Now, I’m all for the whole ‘a rose by any other name would smell as sweet’ thing, but I don’t eat roses on a regular basis unless they’re specifically titled “edible”. And when I ask for a half-boiled egg, I expect to see a whole egg dunked in boiling water for 4 minutes and cracked open at the top, sprinkled with salt and pepper so that I can shove a spoon into the unpeeled egg and scoop up the delicious gooeyness. Not a fried egg.
That said, I love fried eggs! And this one takes the regular “crack an egg into the pan” method to a pretty delicious level.
Ingredients (serves 1)
2 tbsp oil + 1 tsp oil
1 tomato, large
1 onion, medium sized
2 garlic cloves
1/2 inch ginger
1/2 tsp turmeric powder
1/2 tsp chilly powder
1 tsp coriander powder
1/2 tsp salt
1/4 cup water
- Slice the onion and tomato.

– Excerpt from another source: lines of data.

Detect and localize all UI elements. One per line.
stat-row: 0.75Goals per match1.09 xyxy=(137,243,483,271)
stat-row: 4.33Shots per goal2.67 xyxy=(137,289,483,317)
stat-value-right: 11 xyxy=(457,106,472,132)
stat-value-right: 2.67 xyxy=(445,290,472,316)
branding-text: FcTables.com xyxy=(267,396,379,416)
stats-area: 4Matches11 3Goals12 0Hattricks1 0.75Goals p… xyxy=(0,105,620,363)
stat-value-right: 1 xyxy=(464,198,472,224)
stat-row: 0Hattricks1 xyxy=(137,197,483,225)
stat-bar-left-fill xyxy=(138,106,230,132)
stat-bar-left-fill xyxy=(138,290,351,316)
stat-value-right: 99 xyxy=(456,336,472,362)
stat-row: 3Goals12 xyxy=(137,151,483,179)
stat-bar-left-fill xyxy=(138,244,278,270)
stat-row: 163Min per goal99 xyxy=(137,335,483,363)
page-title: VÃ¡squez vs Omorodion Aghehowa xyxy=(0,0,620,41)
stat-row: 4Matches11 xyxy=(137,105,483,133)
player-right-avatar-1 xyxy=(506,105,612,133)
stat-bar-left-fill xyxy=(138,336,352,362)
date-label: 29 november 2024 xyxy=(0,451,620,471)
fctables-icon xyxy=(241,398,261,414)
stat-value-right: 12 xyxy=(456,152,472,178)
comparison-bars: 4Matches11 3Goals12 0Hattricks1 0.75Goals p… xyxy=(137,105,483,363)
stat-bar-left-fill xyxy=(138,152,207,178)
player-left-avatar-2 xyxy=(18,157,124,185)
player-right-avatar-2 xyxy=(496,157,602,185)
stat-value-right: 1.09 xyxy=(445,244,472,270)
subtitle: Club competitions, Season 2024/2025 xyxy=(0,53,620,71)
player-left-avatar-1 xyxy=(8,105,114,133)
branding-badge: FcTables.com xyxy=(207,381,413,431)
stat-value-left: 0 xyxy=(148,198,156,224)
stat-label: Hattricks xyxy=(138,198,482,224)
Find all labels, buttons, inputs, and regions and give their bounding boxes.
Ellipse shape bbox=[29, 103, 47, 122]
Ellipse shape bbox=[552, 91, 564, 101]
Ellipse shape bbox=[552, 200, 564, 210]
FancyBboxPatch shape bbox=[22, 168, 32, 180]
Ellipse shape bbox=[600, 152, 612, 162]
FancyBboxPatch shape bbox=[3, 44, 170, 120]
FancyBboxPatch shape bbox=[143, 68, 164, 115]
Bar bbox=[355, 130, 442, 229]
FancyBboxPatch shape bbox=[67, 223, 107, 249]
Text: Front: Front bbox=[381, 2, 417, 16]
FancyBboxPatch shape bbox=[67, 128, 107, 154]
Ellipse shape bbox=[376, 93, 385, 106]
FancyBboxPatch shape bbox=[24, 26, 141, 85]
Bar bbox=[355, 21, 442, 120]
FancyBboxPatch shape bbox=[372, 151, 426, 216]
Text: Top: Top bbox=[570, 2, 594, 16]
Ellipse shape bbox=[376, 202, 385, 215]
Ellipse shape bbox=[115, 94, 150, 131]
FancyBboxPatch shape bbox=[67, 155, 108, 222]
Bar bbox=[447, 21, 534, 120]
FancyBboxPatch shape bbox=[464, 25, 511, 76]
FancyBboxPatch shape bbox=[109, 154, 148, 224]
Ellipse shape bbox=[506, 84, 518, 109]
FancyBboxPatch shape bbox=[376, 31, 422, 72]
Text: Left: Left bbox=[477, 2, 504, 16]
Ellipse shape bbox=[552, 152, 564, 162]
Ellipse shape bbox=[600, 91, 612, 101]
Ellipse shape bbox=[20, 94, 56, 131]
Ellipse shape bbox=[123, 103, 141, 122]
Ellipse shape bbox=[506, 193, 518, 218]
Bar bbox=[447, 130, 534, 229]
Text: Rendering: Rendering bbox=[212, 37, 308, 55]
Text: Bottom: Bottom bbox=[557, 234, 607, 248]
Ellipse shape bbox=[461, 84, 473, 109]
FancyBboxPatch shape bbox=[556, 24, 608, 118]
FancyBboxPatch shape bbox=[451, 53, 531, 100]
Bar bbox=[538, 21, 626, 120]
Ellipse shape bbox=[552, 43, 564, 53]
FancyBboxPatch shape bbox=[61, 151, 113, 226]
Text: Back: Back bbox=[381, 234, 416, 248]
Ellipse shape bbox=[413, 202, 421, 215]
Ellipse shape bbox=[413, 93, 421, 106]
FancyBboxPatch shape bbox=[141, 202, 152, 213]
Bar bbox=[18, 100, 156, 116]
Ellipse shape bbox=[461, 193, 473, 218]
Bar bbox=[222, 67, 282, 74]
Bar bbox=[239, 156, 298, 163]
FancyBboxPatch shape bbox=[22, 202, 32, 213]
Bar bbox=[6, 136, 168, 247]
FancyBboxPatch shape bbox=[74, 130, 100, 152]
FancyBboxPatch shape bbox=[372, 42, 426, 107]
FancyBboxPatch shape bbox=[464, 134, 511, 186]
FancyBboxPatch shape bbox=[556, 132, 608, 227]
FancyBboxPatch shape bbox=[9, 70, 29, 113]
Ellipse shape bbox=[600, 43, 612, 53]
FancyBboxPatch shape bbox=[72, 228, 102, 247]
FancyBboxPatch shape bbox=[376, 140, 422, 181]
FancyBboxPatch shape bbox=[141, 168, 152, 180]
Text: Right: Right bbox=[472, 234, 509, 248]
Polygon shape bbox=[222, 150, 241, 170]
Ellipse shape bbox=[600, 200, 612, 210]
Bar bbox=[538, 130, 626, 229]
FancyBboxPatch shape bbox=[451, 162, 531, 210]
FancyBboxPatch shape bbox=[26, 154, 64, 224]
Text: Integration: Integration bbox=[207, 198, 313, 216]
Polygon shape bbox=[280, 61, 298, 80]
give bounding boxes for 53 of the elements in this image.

Crush the garlic and chop roughly. Crush the ginger and chop roughly. Set aside.
- Heat 2 tbsp of oil in the frying pan and add the onions, garlic and ginger. Fry on medium heat.
- Once the onions turn translucent, add all the powders and fry until the raw smell changes.

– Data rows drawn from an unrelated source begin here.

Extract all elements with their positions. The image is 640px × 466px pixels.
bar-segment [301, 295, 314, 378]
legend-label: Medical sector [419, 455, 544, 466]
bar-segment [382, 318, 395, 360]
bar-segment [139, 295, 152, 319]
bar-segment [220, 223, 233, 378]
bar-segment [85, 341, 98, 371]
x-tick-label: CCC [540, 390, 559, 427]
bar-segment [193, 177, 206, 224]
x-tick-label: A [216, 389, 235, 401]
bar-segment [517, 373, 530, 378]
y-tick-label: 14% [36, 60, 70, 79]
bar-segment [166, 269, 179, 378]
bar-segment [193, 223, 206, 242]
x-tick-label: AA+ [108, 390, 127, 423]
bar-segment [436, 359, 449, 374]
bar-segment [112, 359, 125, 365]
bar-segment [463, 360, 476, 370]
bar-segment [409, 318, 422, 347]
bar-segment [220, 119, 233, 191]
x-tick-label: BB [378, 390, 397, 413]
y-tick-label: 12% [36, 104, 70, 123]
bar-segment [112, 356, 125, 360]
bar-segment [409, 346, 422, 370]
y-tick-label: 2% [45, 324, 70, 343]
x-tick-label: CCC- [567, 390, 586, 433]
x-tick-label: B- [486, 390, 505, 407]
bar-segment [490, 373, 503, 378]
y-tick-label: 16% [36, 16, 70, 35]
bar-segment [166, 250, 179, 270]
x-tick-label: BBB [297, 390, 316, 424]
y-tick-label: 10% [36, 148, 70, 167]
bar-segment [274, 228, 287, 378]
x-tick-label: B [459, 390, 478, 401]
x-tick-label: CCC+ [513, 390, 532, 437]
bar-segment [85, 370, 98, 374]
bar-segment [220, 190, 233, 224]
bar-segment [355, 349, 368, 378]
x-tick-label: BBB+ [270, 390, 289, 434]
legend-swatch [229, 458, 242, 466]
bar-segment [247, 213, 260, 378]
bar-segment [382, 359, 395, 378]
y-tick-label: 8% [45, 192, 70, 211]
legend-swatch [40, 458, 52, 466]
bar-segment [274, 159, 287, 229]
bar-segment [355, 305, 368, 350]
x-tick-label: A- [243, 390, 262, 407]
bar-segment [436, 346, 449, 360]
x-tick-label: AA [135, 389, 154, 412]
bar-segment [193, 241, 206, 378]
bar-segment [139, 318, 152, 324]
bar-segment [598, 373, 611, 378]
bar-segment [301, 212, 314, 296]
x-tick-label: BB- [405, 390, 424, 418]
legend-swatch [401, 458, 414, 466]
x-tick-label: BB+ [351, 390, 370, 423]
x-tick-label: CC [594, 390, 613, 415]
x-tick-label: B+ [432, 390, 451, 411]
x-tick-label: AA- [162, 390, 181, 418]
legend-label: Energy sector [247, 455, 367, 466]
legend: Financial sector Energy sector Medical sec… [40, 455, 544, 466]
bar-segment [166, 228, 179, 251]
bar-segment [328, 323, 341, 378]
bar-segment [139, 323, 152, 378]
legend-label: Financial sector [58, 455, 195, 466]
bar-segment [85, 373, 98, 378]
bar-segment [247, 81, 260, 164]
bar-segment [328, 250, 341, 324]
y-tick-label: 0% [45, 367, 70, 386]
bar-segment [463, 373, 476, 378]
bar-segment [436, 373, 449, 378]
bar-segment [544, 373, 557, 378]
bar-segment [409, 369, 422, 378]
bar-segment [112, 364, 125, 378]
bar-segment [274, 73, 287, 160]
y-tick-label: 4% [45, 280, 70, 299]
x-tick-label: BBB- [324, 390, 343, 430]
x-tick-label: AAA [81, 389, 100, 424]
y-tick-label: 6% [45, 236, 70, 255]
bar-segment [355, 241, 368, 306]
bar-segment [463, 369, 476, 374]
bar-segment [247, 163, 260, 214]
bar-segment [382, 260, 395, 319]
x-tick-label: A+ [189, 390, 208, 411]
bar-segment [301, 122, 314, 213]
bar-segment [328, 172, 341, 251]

- Add the tomatoes and fry until the tomatoes and the onion mixture come together. Once the tomato pulp mixes into the onions, add salt and fry for another minute.
- Make a well in the middle of the frying pan with the masala all around and add the 1 tsp oil. Crack your egg open over the well.

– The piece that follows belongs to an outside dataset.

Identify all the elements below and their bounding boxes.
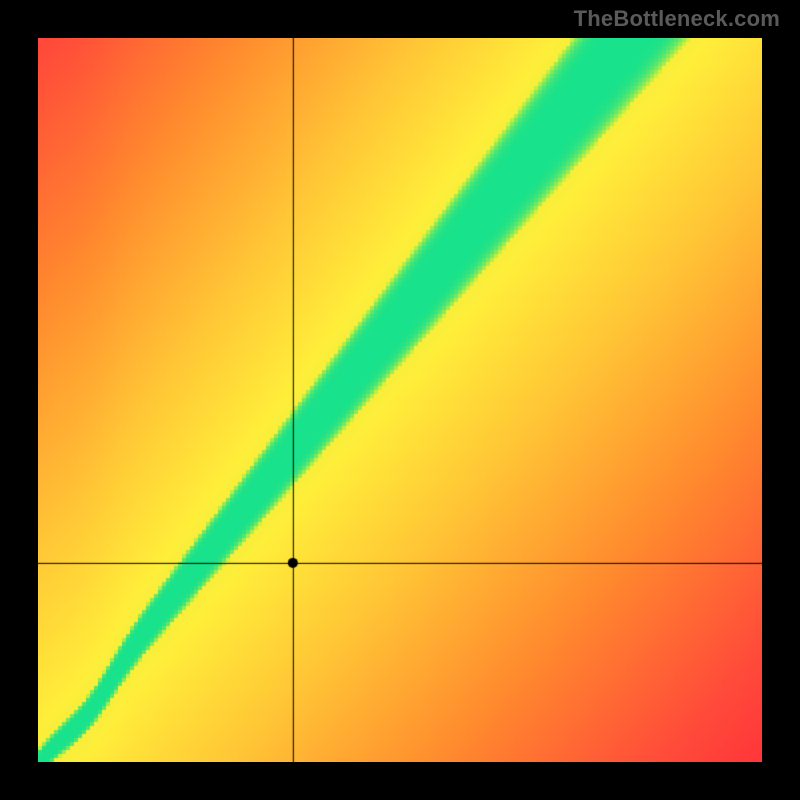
heatmap-canvas <box>38 38 762 762</box>
chart-container: { "watermark": { "text": "TheBottleneck.… <box>0 0 800 800</box>
watermark-text: TheBottleneck.com <box>574 6 780 32</box>
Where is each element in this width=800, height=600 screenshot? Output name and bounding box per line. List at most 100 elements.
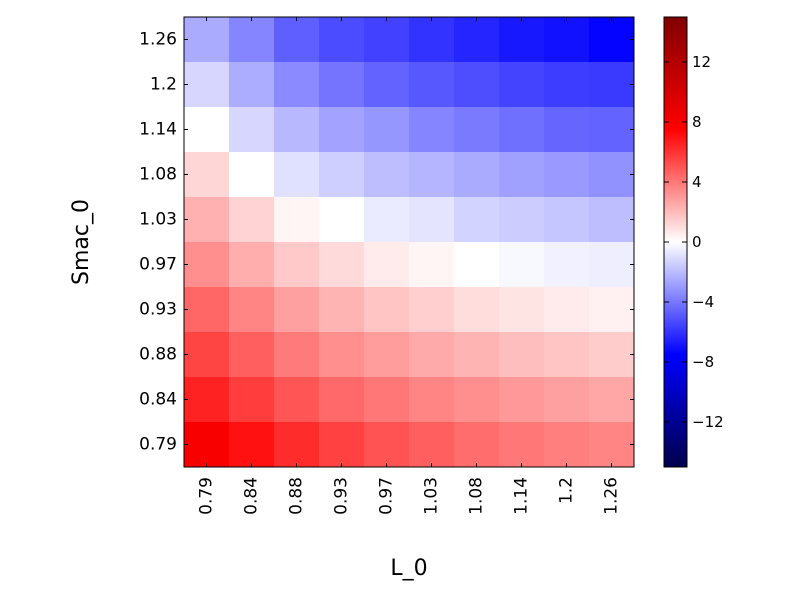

- Pour the water around the outside of the masala in the frying pan and cover the frying pan for 2 minutes.
- Take the lid off the pan and let the excess water evaporate. Your Masala Fried Egg is ready to be dunked into with bread, puris or hot chapathis.
To make this dish for more people, boil the number of eggs you require separately and make your masala as directed. Boil the eggs for 4 minutes on a rolling boil and turn the heat off, letting the eggs sit in the heated water for another two minutes. Peel the shell off the eggs and cut them open before mixing them with the masala.
Kashmiri Chilly powder is much milder in heat and more colourful, but if you’re using any other kind of chilly powder, tread lightly. The colour of the masala might be more brown, but that doesn’t mean it won’t taste good!
The masala also works for cubed paneer (cottage cheese), cubed capsicum, carrots, boiled potatoes, cauliflower or even cubed chicken breast.